Une femme noire, enfermée dans une cage, est abandonnée en plein désert par des hommes masqués. Autour d’elle, le soleil brûle une terre déjà craquelée par la sécheresse, des fourmis s’affrontent dans des plans quasi horrifiques, la nuit succède au jour sans véritablement apporter de répit, si ce n’est la beauté étourdissante de la voûte étoilée. La femme, pourtant, parvient à s’échapper. Commence alors un voyage intime dans le dédale mental du racisme et de la barbarie, à la recherche d’une réponse à la question : l’humanité peut-elle survivre à l’inhumain ? N’ancrant son intrigue dans aucune temporalité ni géographie déterminées, Rolf de Heer livre une fable cruelle et crépusculaire dont l’ambition philosophique est à la hauteur de la radicalité formelle.

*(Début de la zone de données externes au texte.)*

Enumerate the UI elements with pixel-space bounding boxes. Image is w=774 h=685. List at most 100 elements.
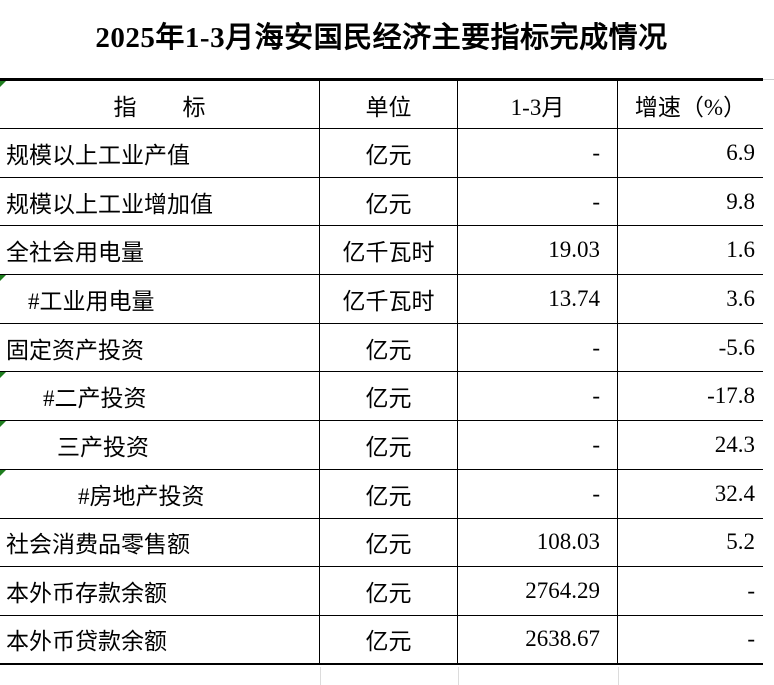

Sans dialogue (les rares fois où les personnages se parlent, c’est sans se comprendre, chacun étant enfermé dans la solitude de son propre destin), sans fard (la violence de certains passages coupe le souffle), sans facilité scénaristique (voire avec une certaine confusion), le réalisateur nous confronte au résultat concret d’un système dont notre indifférence hypocrite (au mieux) fait de nous des complices : une société – érigée sur nos actes de lâcheté – que fondent la ségrégation raciale et l’exploitation. Au cours du périple de l’héroïne, les rencontres de passage prennent le pouls de ce monde en décomposition, où règnent tout autant la loi du plus fort que celle du bon plaisir des oppresseurs. Mais où, parfois, surgissent de brefs éclats de compassion et de solidarité, comme cet homme qui inlassablement enterre les morts qu’il trouve dans le désert. Figure éminemment symbolique – et déchirante – de la bonté évoquée dans le titre du film, il est aussi malheureusement le seul embryon d’optimisme dans un récit qui assume jusqu’au bout sa dimension d’allégorie dystopique désespérée, à prendre comme la mise en garde douloureuse, mais nécessaire, de ce qui pourrait advenir.

Marie-Pauline Mollaret

Film australien de Rolf de Heer (2023), avec Mwajemi Hussein. 1h35.